The relay has a pick up voltage of 3v8 according to its spec sheet. Your supply is 5v. 3v8 is 0.76 of 5v. One time constant for capacitor charge charges a capacitor to 0.63 of the supply voltage, so you would need between 1 and 2 time constants to reach 3v8 and operate the relay.
The time constant is found by resistance times capacitance (Farads). Let's say you can tolerate a 100 mS delay in normal operation and that is enough of a delay to prevent the initial firing of the relay. (Both are guesses).
For a time constant of 80mS you could use a 100uF capacitor in series with 820R. A little over 1 time constant will then charge the capacitor to 0.76 x 5 v = 3v8 and the relay would operate.
Try a 100uF in series with 820R and wire that across the relay coil.
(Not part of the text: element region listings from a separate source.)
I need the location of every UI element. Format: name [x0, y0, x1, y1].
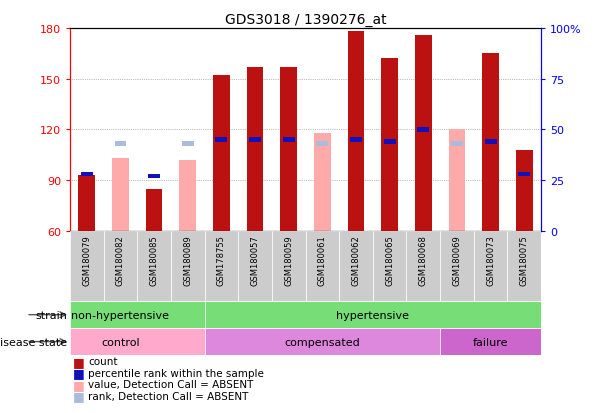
- FancyBboxPatch shape: [440, 231, 474, 301]
- Text: GSM178755: GSM178755: [217, 235, 226, 285]
- Text: rank, Detection Call = ABSENT: rank, Detection Call = ABSENT: [88, 391, 249, 401]
- Text: GSM180073: GSM180073: [486, 235, 495, 285]
- Text: hypertensive: hypertensive: [336, 310, 409, 320]
- Text: ■: ■: [73, 366, 85, 380]
- FancyBboxPatch shape: [373, 231, 407, 301]
- FancyBboxPatch shape: [137, 231, 171, 301]
- Text: non-hypertensive: non-hypertensive: [71, 310, 170, 320]
- Text: GSM180082: GSM180082: [116, 235, 125, 285]
- Text: ■: ■: [73, 378, 85, 391]
- Bar: [114, 142, 126, 146]
- Text: GSM180079: GSM180079: [82, 235, 91, 285]
- Bar: [247, 68, 263, 231]
- Bar: [381, 59, 398, 231]
- Text: GSM180061: GSM180061: [318, 235, 327, 285]
- Text: GSM180059: GSM180059: [284, 235, 293, 285]
- Text: GSM180068: GSM180068: [419, 235, 428, 285]
- Text: GSM180089: GSM180089: [183, 235, 192, 285]
- Bar: [350, 138, 362, 142]
- Bar: [249, 138, 261, 142]
- Bar: [70, 301, 204, 328]
- Bar: [451, 142, 463, 146]
- Bar: [314, 133, 331, 231]
- FancyBboxPatch shape: [508, 231, 541, 301]
- Bar: [415, 36, 432, 231]
- Text: ■: ■: [73, 389, 85, 403]
- Bar: [215, 138, 227, 142]
- Bar: [146, 189, 162, 231]
- Text: strain: strain: [35, 310, 67, 320]
- Text: GSM180065: GSM180065: [385, 235, 394, 285]
- Bar: [204, 301, 541, 328]
- Text: compensated: compensated: [285, 337, 360, 347]
- Bar: [112, 159, 129, 231]
- Text: percentile rank within the sample: percentile rank within the sample: [88, 368, 264, 378]
- Bar: [418, 128, 429, 132]
- Bar: [485, 140, 497, 145]
- Text: disease state: disease state: [0, 337, 67, 347]
- Text: control: control: [101, 337, 140, 347]
- Text: count: count: [88, 356, 118, 366]
- FancyBboxPatch shape: [238, 231, 272, 301]
- Text: GSM180069: GSM180069: [452, 235, 461, 285]
- FancyBboxPatch shape: [70, 231, 103, 301]
- Text: GSM180062: GSM180062: [351, 235, 361, 285]
- Bar: [78, 176, 95, 231]
- Text: failure: failure: [473, 337, 508, 347]
- Bar: [316, 142, 328, 146]
- Bar: [348, 32, 364, 231]
- Bar: [213, 76, 230, 231]
- Bar: [179, 160, 196, 231]
- Bar: [516, 150, 533, 231]
- FancyBboxPatch shape: [339, 231, 373, 301]
- FancyBboxPatch shape: [305, 231, 339, 301]
- FancyBboxPatch shape: [171, 231, 204, 301]
- FancyBboxPatch shape: [474, 231, 508, 301]
- FancyBboxPatch shape: [103, 231, 137, 301]
- Text: ■: ■: [73, 355, 85, 368]
- Text: GSM180085: GSM180085: [150, 235, 159, 285]
- Bar: [204, 328, 440, 355]
- FancyBboxPatch shape: [272, 231, 305, 301]
- Text: value, Detection Call = ABSENT: value, Detection Call = ABSENT: [88, 380, 254, 389]
- Bar: [283, 138, 295, 142]
- FancyBboxPatch shape: [204, 231, 238, 301]
- Bar: [482, 54, 499, 231]
- Bar: [440, 328, 541, 355]
- Bar: [81, 173, 92, 177]
- Bar: [148, 175, 160, 179]
- Bar: [449, 130, 465, 231]
- Bar: [70, 328, 204, 355]
- Bar: [519, 173, 530, 177]
- Bar: [182, 142, 193, 146]
- FancyBboxPatch shape: [407, 231, 440, 301]
- Title: GDS3018 / 1390276_at: GDS3018 / 1390276_at: [225, 12, 386, 26]
- Bar: [280, 68, 297, 231]
- Bar: [384, 140, 396, 145]
- Text: GSM180075: GSM180075: [520, 235, 529, 285]
- Text: GSM180057: GSM180057: [250, 235, 260, 285]
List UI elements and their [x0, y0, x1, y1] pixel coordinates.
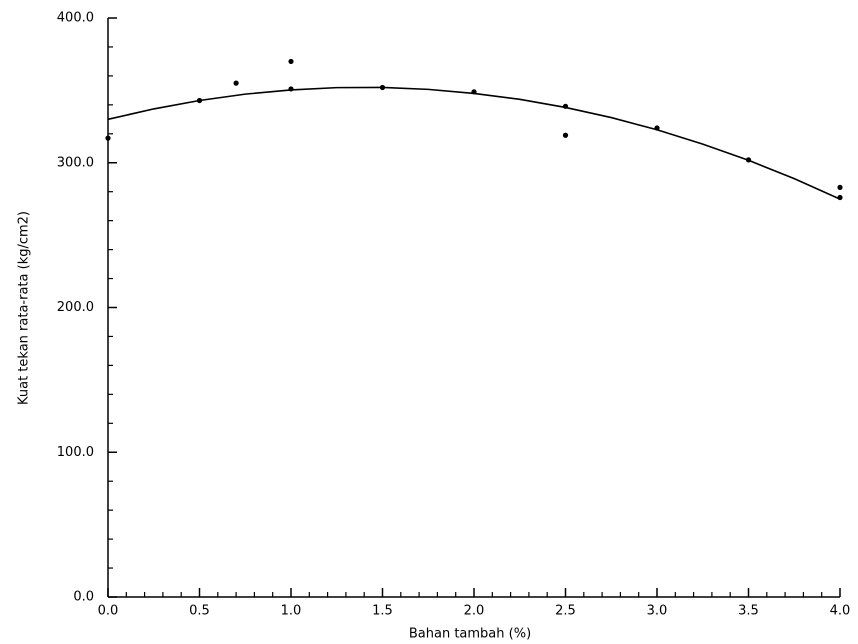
x-tick-label: 4.0 — [830, 604, 851, 619]
y-tick-label: 300.0 — [57, 155, 94, 170]
y-axis-title: Kuat tekan rata-rata (kg/cm2) — [17, 211, 32, 405]
x-axis-title: Bahan tambah (%) — [409, 627, 531, 642]
x-tick-label: 3.0 — [647, 604, 668, 619]
x-tick-label: 2.5 — [555, 604, 576, 619]
data-point — [837, 185, 842, 190]
x-tick-label: 1.0 — [281, 604, 302, 619]
fit-line — [108, 87, 840, 199]
y-tick-label: 200.0 — [57, 300, 94, 315]
data-point — [234, 81, 239, 86]
x-tick-label: 3.5 — [738, 604, 759, 619]
y-tick-label: 100.0 — [57, 445, 94, 460]
x-tick-label: 1.5 — [372, 604, 393, 619]
data-point — [563, 133, 568, 138]
chart: Bahan tambah (%) Kuat tekan rata-rata (k… — [0, 0, 858, 644]
x-tick-label: 2.0 — [464, 604, 485, 619]
data-point — [105, 136, 110, 141]
page: Bahan tambah (%) Kuat tekan rata-rata (k… — [0, 0, 858, 644]
y-tick-label: 0.0 — [73, 590, 94, 605]
x-tick-label: 0.0 — [98, 604, 119, 619]
y-tick-label: 400.0 — [57, 11, 94, 26]
data-point — [288, 59, 293, 64]
x-tick-label: 0.5 — [189, 604, 210, 619]
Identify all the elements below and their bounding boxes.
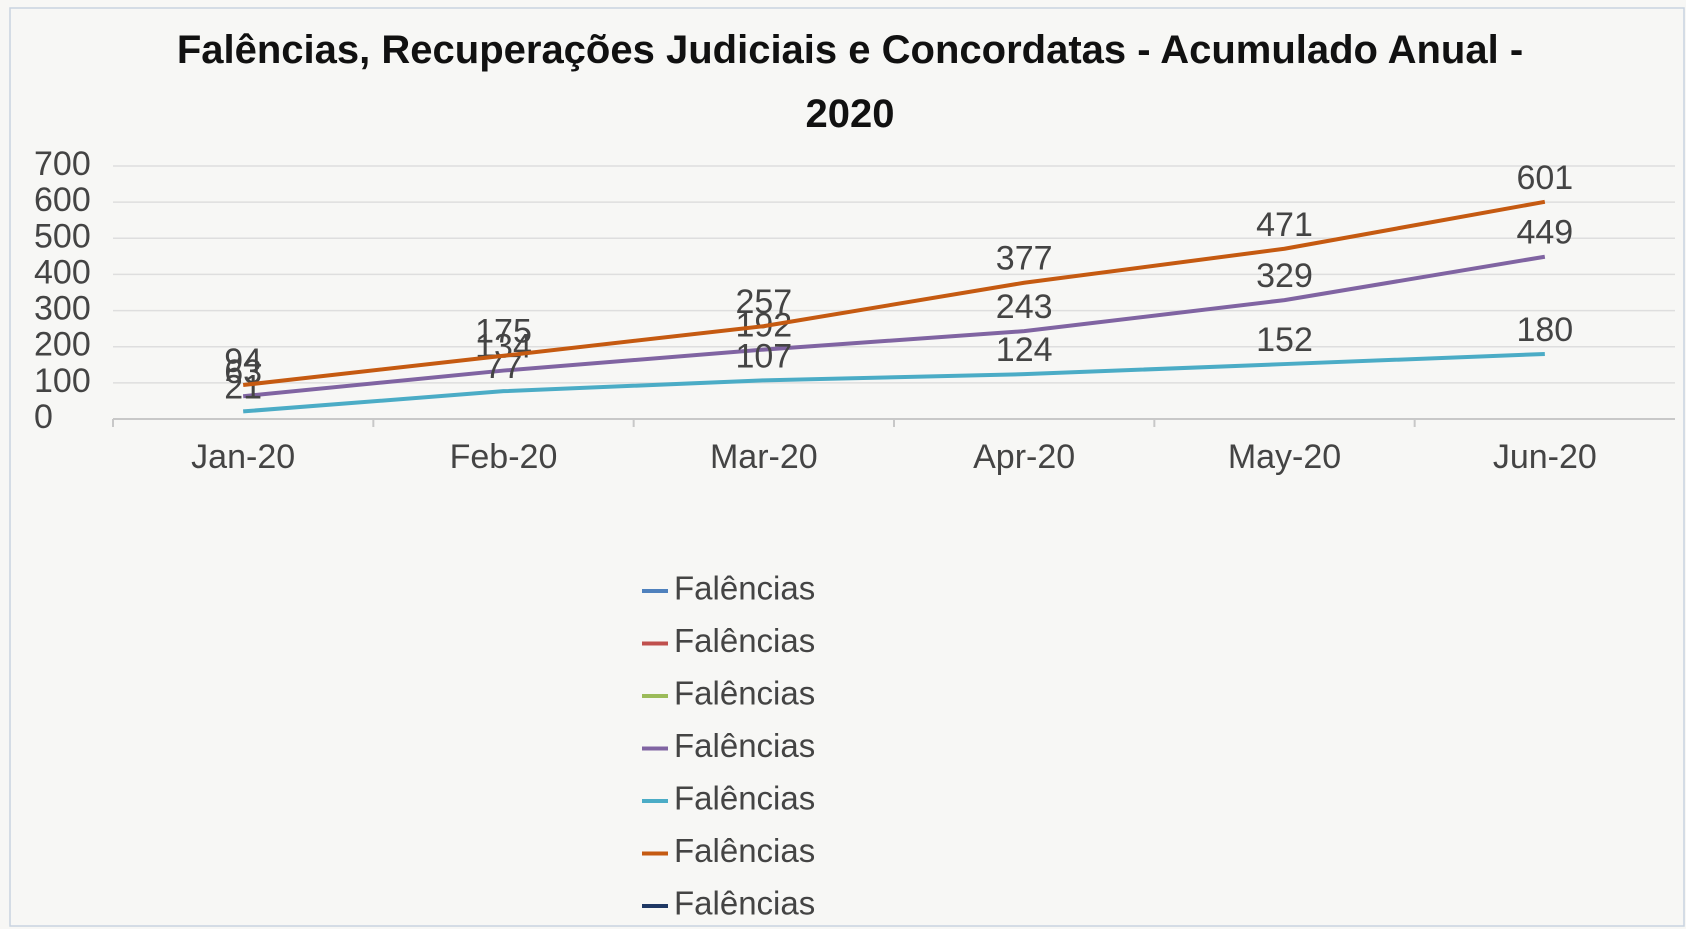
series-line [242,254,1546,399]
x-tick-label: Feb-20 [450,438,558,476]
y-tick-label: 0 [34,398,53,436]
x-tick-label: May-20 [1228,438,1341,476]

The relay should ignore the short transient at booting time but should respond within 100mS when a real signal arrives.
I have not tried this out in practice for you. I have done the same many times before with similar circuits. Therefore "E&OE" as the lawyers say. Good luck and let me know how it goes.
If you have access to an oscilloscope, you can easily see the length of the boot time transient and re-calculate appropriately. Then you can shorten or lengthen the delay by decreasing or increasing resistance (or altering the capacitor).